Monty only gets to go out on walkies at night in devastation zones, because that way she's less likely to get in a fight with another dog.
We were out walking between the new sewage plant and the recycling plant that burned down the day before, in the park that was made from the old sewage plant, after dark, when Monty, who is DYING OF HUNGER ALL THE TIME, turned and snapped at something in the grass. There were some thrashing sounds and she backed off very quickly, then sat down staring intently at the grass, and proceeded to start smacking her lips and sticking her tongue out and making weird mouth noises.
She'd tried to bite a fist-sized western spadefoot toad.
There was another smaller one just up the path. We urged that one to safety before she got there, because she is hungrier than she is smart.

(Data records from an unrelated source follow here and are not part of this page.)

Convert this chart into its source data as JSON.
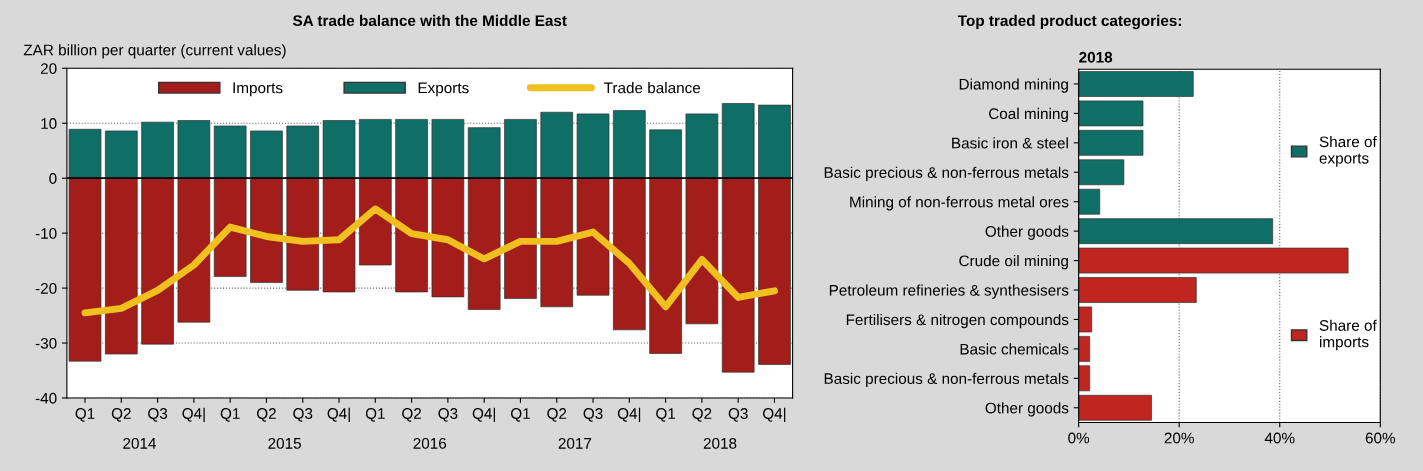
{
  "chart_data": [
    {
      "type": "bar",
      "title": "SA trade balance with the Middle East",
      "ylabel": "ZAR billion per quarter (current values)",
      "categories": [
        "Q1",
        "Q2",
        "Q3",
        "Q4|",
        "Q1",
        "Q2",
        "Q3",
        "Q4|",
        "Q1",
        "Q2",
        "Q3",
        "Q4|",
        "Q1",
        "Q2",
        "Q3",
        "Q4|",
        "Q1",
        "Q2",
        "Q3",
        "Q4|"
      ],
      "series": [
        {
          "name": "Imports",
          "color": "#a31d1a",
          "values": [
            -33.3,
            -32.0,
            -30.2,
            -26.2,
            -17.9,
            -19.0,
            -20.4,
            -20.7,
            -15.8,
            -20.7,
            -21.6,
            -23.9,
            -21.9,
            -23.4,
            -21.3,
            -27.6,
            -31.9,
            -26.5,
            -35.3,
            -33.9
          ]
        },
        {
          "name": "Exports",
          "color": "#0f6e66",
          "values": [
            8.9,
            8.6,
            10.2,
            10.5,
            9.5,
            8.6,
            9.5,
            10.5,
            10.7,
            10.7,
            10.7,
            9.2,
            10.7,
            12.0,
            11.7,
            12.3,
            8.8,
            11.7,
            13.6,
            13.3
          ]
        },
        {
          "name": "Trade balance",
          "type": "line",
          "color": "#f0c020",
          "values": [
            -24.5,
            -23.7,
            -20.4,
            -15.8,
            -8.9,
            -10.6,
            -11.5,
            -11.2,
            -5.6,
            -10.1,
            -11.2,
            -14.7,
            -11.5,
            -11.5,
            -9.8,
            -15.5,
            -23.4,
            -14.8,
            -21.7,
            -20.5
          ]
        }
      ],
      "annotations": [
        "2014",
        "2015",
        "2016",
        "2017",
        "2018"
      ],
      "ylim": [
        -40,
        20
      ],
      "yticks": [
        -40,
        -30,
        -20,
        -10,
        0,
        10,
        20
      ],
      "grid": "y",
      "legend": "top",
      "stacked": true
    },
    {
      "type": "bar",
      "orientation": "horizontal",
      "title": "Top traded product categories:",
      "subtitle": "2018",
      "categories": [
        "Diamond mining",
        "Coal mining",
        "Basic iron & steel",
        "Basic precious & non-ferrous metals",
        "Mining of non-ferrous metal ores",
        "Other goods",
        "Crude oil mining",
        "Petroleum refineries & synthesisers",
        "Fertilisers & nitrogen compounds",
        "Basic chemicals",
        "Basic precious & non-ferrous metals",
        "Other goods"
      ],
      "series": [
        {
          "name": "Share of exports",
          "color": "#0f6e66",
          "values": [
            22.8,
            12.8,
            12.8,
            9.0,
            4.2,
            38.6,
            null,
            null,
            null,
            null,
            null,
            null
          ]
        },
        {
          "name": "Share of imports",
          "color": "#c0261f",
          "values": [
            null,
            null,
            null,
            null,
            null,
            null,
            53.6,
            23.4,
            2.6,
            2.2,
            2.2,
            14.5
          ]
        }
      ],
      "xlim": [
        0,
        60
      ],
      "xticks": [
        {
          "value": 0,
          "label": "0%"
        },
        {
          "value": 20,
          "label": "20%"
        },
        {
          "value": 40,
          "label": "40%"
        },
        {
          "value": 60,
          "label": "60%"
        }
      ],
      "grid": "x",
      "legend": "right"
    }
  ]
}
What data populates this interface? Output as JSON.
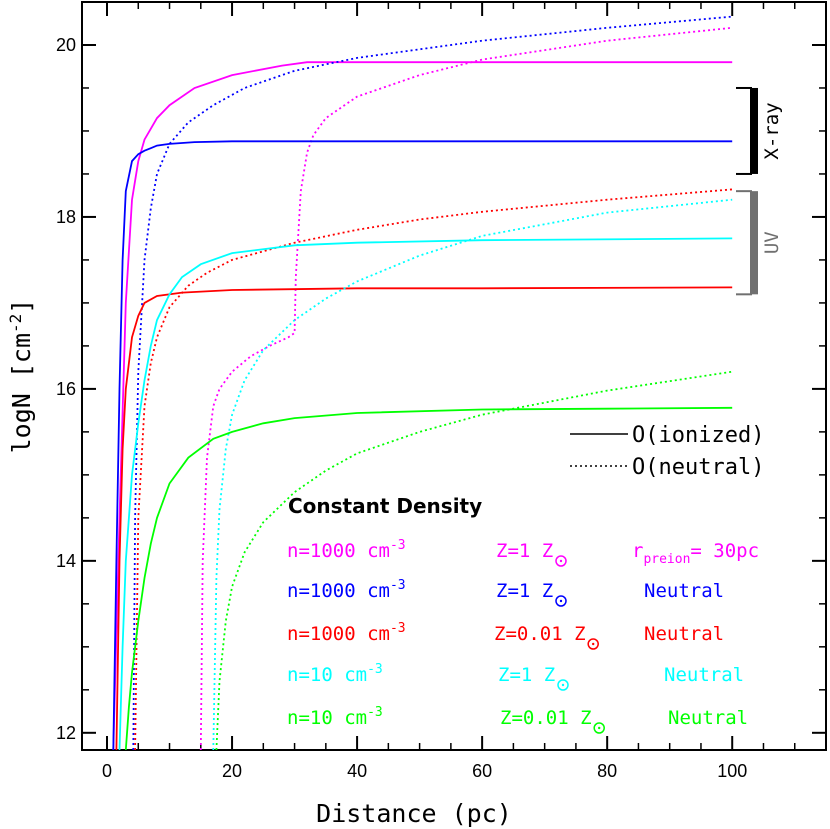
{
  "chart_data": {
    "type": "line",
    "xlabel": "Distance (pc)",
    "ylabel": "logN [cm",
    "ylabel_sup": "-2",
    "ylabel_end": "]",
    "xlim": [
      -4,
      115
    ],
    "ylim": [
      11.8,
      20.5
    ],
    "xticks": [
      0,
      20,
      40,
      60,
      80,
      100
    ],
    "yticks": [
      12,
      14,
      16,
      18,
      20
    ],
    "line_styles": [
      {
        "label": "O(ionized)",
        "style": "solid"
      },
      {
        "label": "O(neutral)",
        "style": "dotted"
      }
    ],
    "bands": [
      {
        "label": "X-ray",
        "from": 18.5,
        "to": 19.5,
        "color": "#000000"
      },
      {
        "label": "UV",
        "from": 17.1,
        "to": 18.3,
        "color": "#707070"
      }
    ],
    "legend_title": "Constant Density",
    "series": [
      {
        "name": "n=1000 cm-3 Z=1 Zsun r_preion=30pc",
        "color": "#ff00ff",
        "density": "n=1000 cm",
        "density_sup": "-3",
        "metal": "Z=1 Z",
        "ion_prefix": "r",
        "ion_sub": "preion",
        "ion_suffix": "= 30pc",
        "ionized": {
          "x": [
            1,
            2,
            3,
            4,
            5,
            6,
            8,
            10,
            14,
            20,
            28,
            32,
            40,
            60,
            80,
            100
          ],
          "y": [
            11.8,
            14.5,
            17.0,
            18.2,
            18.65,
            18.9,
            19.15,
            19.3,
            19.5,
            19.65,
            19.76,
            19.8,
            19.8,
            19.8,
            19.8,
            19.8
          ]
        },
        "neutral": {
          "x": [
            15,
            15.3,
            16,
            17,
            18,
            20,
            23,
            26,
            29,
            30,
            30.2,
            31,
            32,
            33,
            35,
            40,
            50,
            60,
            80,
            100
          ],
          "y": [
            11.8,
            14.0,
            15.2,
            15.8,
            16.0,
            16.2,
            16.38,
            16.5,
            16.6,
            16.65,
            17.3,
            18.3,
            18.75,
            18.95,
            19.15,
            19.4,
            19.65,
            19.83,
            20.05,
            20.2
          ]
        }
      },
      {
        "name": "n=1000 cm-3 Z=1 Zsun Neutral",
        "color": "#0000ff",
        "density": "n=1000 cm",
        "density_sup": "-3",
        "metal": "Z=1 Z",
        "ion": "Neutral",
        "ionized": {
          "x": [
            1,
            1.5,
            2,
            2.5,
            3,
            4,
            5,
            6,
            7,
            8,
            10,
            14,
            20,
            40,
            100
          ],
          "y": [
            11.8,
            14.0,
            16.0,
            17.5,
            18.3,
            18.65,
            18.73,
            18.77,
            18.8,
            18.83,
            18.85,
            18.87,
            18.88,
            18.88,
            18.88
          ]
        },
        "neutral": {
          "x": [
            4.2,
            4.5,
            5,
            6,
            7,
            8,
            10,
            13,
            17,
            22,
            30,
            40,
            60,
            80,
            100
          ],
          "y": [
            11.8,
            14.5,
            16.2,
            17.5,
            18.1,
            18.5,
            18.85,
            19.1,
            19.3,
            19.5,
            19.7,
            19.85,
            20.05,
            20.2,
            20.33
          ]
        }
      },
      {
        "name": "n=1000 cm-3 Z=0.01 Zsun Neutral",
        "color": "#ff0000",
        "density": "n=1000 cm",
        "density_sup": "-3",
        "metal": "Z=0.01 Z",
        "ion": "Neutral",
        "ionized": {
          "x": [
            1.5,
            2,
            2.5,
            3,
            4,
            5,
            6,
            8,
            12,
            20,
            40,
            60,
            100
          ],
          "y": [
            11.8,
            14.0,
            15.3,
            16.0,
            16.6,
            16.85,
            17.0,
            17.08,
            17.12,
            17.15,
            17.17,
            17.17,
            17.18
          ]
        },
        "neutral": {
          "x": [
            4.5,
            5,
            6,
            7,
            8,
            10,
            13,
            16,
            20,
            25,
            30,
            40,
            50,
            60,
            80,
            100
          ],
          "y": [
            11.8,
            14.5,
            15.8,
            16.3,
            16.6,
            16.95,
            17.2,
            17.35,
            17.5,
            17.6,
            17.7,
            17.85,
            17.97,
            18.06,
            18.2,
            18.32
          ]
        }
      },
      {
        "name": "n=10 cm-3 Z=1 Zsun Neutral",
        "color": "#00ffff",
        "density": "n=10 cm",
        "density_sup": "-3",
        "metal": "Z=1 Z",
        "ion": "Neutral",
        "ionized": {
          "x": [
            2,
            2.5,
            3,
            4,
            5,
            6,
            7,
            8,
            10,
            12,
            15,
            20,
            30,
            40,
            60,
            100
          ],
          "y": [
            11.8,
            13.0,
            14.0,
            15.0,
            15.6,
            16.1,
            16.5,
            16.8,
            17.1,
            17.3,
            17.45,
            17.58,
            17.67,
            17.7,
            17.73,
            17.75
          ]
        },
        "neutral": {
          "x": [
            17,
            17.5,
            18,
            19,
            20,
            22,
            25,
            30,
            35,
            40,
            50,
            60,
            80,
            100
          ],
          "y": [
            11.8,
            13.8,
            14.6,
            15.3,
            15.7,
            16.1,
            16.45,
            16.8,
            17.05,
            17.25,
            17.55,
            17.78,
            18.05,
            18.2
          ]
        }
      },
      {
        "name": "n=10 cm-3 Z=0.01 Zsun Neutral",
        "color": "#00ff00",
        "density": "n=10 cm",
        "density_sup": "-3",
        "metal": "Z=0.01 Z",
        "ion": "Neutral",
        "ionized": {
          "x": [
            3,
            3.5,
            4,
            5,
            6,
            7,
            8,
            10,
            13,
            17,
            20,
            25,
            30,
            40,
            60,
            80,
            100
          ],
          "y": [
            11.8,
            12.3,
            12.7,
            13.3,
            13.8,
            14.2,
            14.5,
            14.9,
            15.2,
            15.42,
            15.5,
            15.6,
            15.66,
            15.72,
            15.76,
            15.77,
            15.78
          ]
        },
        "neutral": {
          "x": [
            17.5,
            18,
            19,
            20,
            22,
            25,
            30,
            35,
            40,
            50,
            60,
            80,
            100
          ],
          "y": [
            11.8,
            12.6,
            13.3,
            13.7,
            14.1,
            14.45,
            14.8,
            15.05,
            15.25,
            15.5,
            15.7,
            15.98,
            16.2
          ]
        }
      }
    ]
  }
}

There's a museum just south of where I work, that is open from about 10 to 2, friday through sunday, and it's open that much because Boulder County offers a tax forgiveness program to elderly people in exchange for them volunteering to do things like be docents in weird museums.
The guy who collected all this stuff was a very successful turkey farmer, who liked buying: player pianos, fancy antique cars, and steam-powered agricultural equipment.
I was in heaven.
I took way too many pictures.
I will be content with posting these.
This is a recording player piano.

As in, you stick a blank roll of paper in it, and you play your song on the keys, and it creates a player roll that you can then stick in another player piano.
I had no idea such things existed. I thought player piano rolls were only made by automated punch machinery.
THIS player piano includes two drums and a tambourine in the case, and let me tell you what, they give a whole different sound to a song.

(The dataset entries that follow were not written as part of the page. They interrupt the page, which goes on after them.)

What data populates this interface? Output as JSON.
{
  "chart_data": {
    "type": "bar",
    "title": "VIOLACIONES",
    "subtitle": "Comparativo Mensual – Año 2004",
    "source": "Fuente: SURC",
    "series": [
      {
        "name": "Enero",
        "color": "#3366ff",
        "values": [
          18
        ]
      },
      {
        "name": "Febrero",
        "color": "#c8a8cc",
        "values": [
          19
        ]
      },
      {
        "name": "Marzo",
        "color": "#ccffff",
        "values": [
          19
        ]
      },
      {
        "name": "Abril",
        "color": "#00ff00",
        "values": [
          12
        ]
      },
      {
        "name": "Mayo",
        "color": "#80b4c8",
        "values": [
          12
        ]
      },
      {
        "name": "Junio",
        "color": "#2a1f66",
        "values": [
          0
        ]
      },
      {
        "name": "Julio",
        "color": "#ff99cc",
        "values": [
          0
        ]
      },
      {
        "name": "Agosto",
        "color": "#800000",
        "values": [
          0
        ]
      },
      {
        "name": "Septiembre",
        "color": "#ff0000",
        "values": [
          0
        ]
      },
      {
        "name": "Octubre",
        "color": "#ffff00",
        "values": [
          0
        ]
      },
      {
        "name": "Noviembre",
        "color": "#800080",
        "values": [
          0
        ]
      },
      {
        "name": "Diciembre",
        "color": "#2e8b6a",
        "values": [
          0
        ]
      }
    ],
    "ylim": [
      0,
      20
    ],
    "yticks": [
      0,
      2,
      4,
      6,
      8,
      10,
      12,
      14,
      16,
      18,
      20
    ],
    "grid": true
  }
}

Most of the pianos were functional and the docents fired them up.
I don't think any of the cars or steam engines were functional.
In about 2002, I was driving from Leadville to Denver and saw a dead straight white line across the face of a large mountain I know somewhat well. The snow had collected in a large number of crevices in line with each other: at one point there had been a road there. I spent a year or so looking at topographic maps and exploring the areas around where I thought the road existed, and after finding a minor ghost town up a washed-out trail, I found one end of the road. It was a grueling bike ride: a few dozens of meters on the narrow rock-filled remains of the road, then off to carry the bike across a rockfall that had entirely erased the road, or in one case, scramble across a steep rock face where maybe they'd had a bridge.
When we were young, our parents told us that when we were poking around old mine sites, we should LEAVE WIRES ALONE because they might be attached to electrical detonation caps for explosives, and det caps are plenty capable of killing people. My brother and I lived in some fear of wires as a result, but after a couple of decades of poking about around and in old mines, we never saw anything dangerous, so eventually it became somewhat of a joke.
Well, there were a bunch of blue wires tangled about in the wreckage of an old collapsed building right beside the road snippet, and there was also an old finger-jointed wooden box that said "DUPONT DITCHING DYNAMITE" on the side, and I backed right off and left it alone and turned around, because I didn't want to be within half a mile of that. The whole mountainside was a giant avalanche waiting to happen, after all.
But, nearby, on my way back down, I found two pieces of steel wire that had been braided together, with a hook on one end so it could be hung, or possibly, so something could be hung from it. I don't know. Anyway, this weekend, at my grandmother's 101st birthday party, my aunt said she'd found the wire and a note in the bottom of a drawer at my grandmother's house, and gave it back to me.

So, yeah, my grandma is 101. She's still talking, but the time between repetitions of stories is down to about 15 minutes.